1. Recently, I have helped multiple people with math work/homework, I calculated the thickness of a piece of aluminum foil, and I cooked some delicious steak. I also recently won a game of chess against the leader of my school’s chess club.

2. I have recently learned how to determine the number of significant digits an piece of numerical data has. I also learned about the economic growth of America during the 1920s, and I learned how to calculate the force of friction on two surfaces and the force required to surpass it and start moving .

3. I plan on not having homework this weekend, on watching some television, and on playing some video games. I know my family is also planning to go up to a lake for some fishing and such sometime soon, which we haven’t done since about July.

Thickness of Aluminum Foil

Another recent minilab of ours strove to find the thickness of a piece of aluminum foil. I’ve concluded that the piece my partner and I used was about .046 millimeters, or 46 microns.

I figured that out by using the density of aluminum, the measured mass, the area of our piece, and by solving for the thickness. The density we used was 2.7g/cm3, my partner and I settled on a square that was 7cm by 7cm, though we ultimately had to decide it was 6.98cm by 6.95cm, which gave us an area of 48.511cm2, which through converting to mm and rounding was ultimately made 4,850 mm2. The mass we found the square to be was .603 grams.

If density= mass/volume, then v= m/D, and v= l*w*h, and l*w=4,851.1mm2, then 4,851.1mm2*h= .603g/(2.7g/cm2). Converting units a bit more, 4,851.1mm2*h= 603mm3/2.7. Therefore, h= 603mm3/(2.7*4,851.1mm2), h= 603mm/(2.7*4,851.1), and finally, H= .046037mm, which rounds to .046mm, as seen above in the first paragraph.

My result is reliable up to two significant digits, because our density of 2.7 had the least number of significant digits at two. We also calculated our masses and lengths to the best of our ability, so I would say that the calculation of my aluminum foil’s thickness is very accurate and reliable.

What’s in a BB?

Today, we performed a minilab in which we tried to find the composition of small BB’s in a container. We took the mass of a graduated cylinder filled with 20 ml of water, and then massed the same cylinder with a volume of BB’s equal to 5 ml, 10 ml, and then finally, 15 ml. We then subtracted the mass of the cylinder and water to get the masses of the BB’s. Here are the masses my group had, along with the calculated masses of the BB’s by themselves:
1. Grad. Cyl.+20mL water: 66.12g
2. G.C.+20mL+ 5mL BB’s: 107.29g
3. G.C.+20mL+10mL BB’s: 146.24g
4. G.C.+20mL+15mL BB’s: 184.49g

1. 41.17g of BB’s.
2. 80.12g of BB’s.
3. 118.37g of BB’s.

My picture

My picture

It was here when we were subsequently told of how imprecise measurements are, especially with equipment in which you must eye the measurement like with tripe-beam balances, how a number such as 146.24 is not equal to and is less precise than 146.240, and that a greater number of zeros at the end of a number with a decimal means greater precision.

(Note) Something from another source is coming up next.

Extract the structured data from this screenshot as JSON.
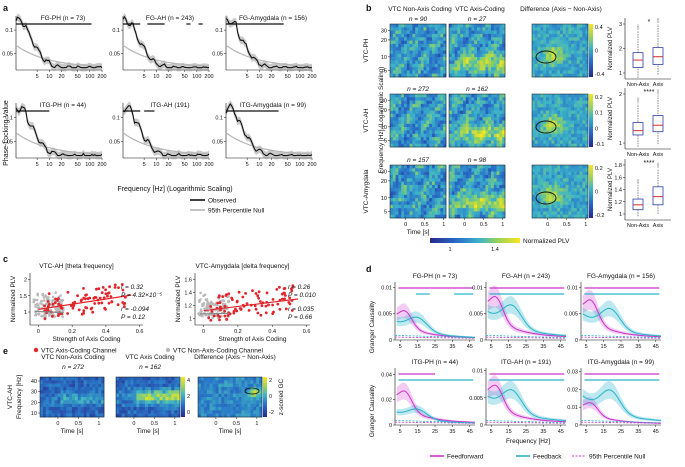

Anyways, from my data, I concluded that the BB’s are most likely composed of a copper and zinc alloy in an approximately 50:50 proportion. I include my group’s average density of the BB’s, 8.012 g/cm3, and the density of copper and zinc at about a 50:50 ratio, which is about 8.03 g/cm3, as evidence. Our data is reliable to the nearest hundredth of a gram, which is the most precise decimal point our balances could go to. Additionally, one rule of significant-digit calculation requires the produce to have at most the number of significant digits as the number with the least digits, which I have followed. Therefore, I can conclude that my data and my calculations are reliable and valid.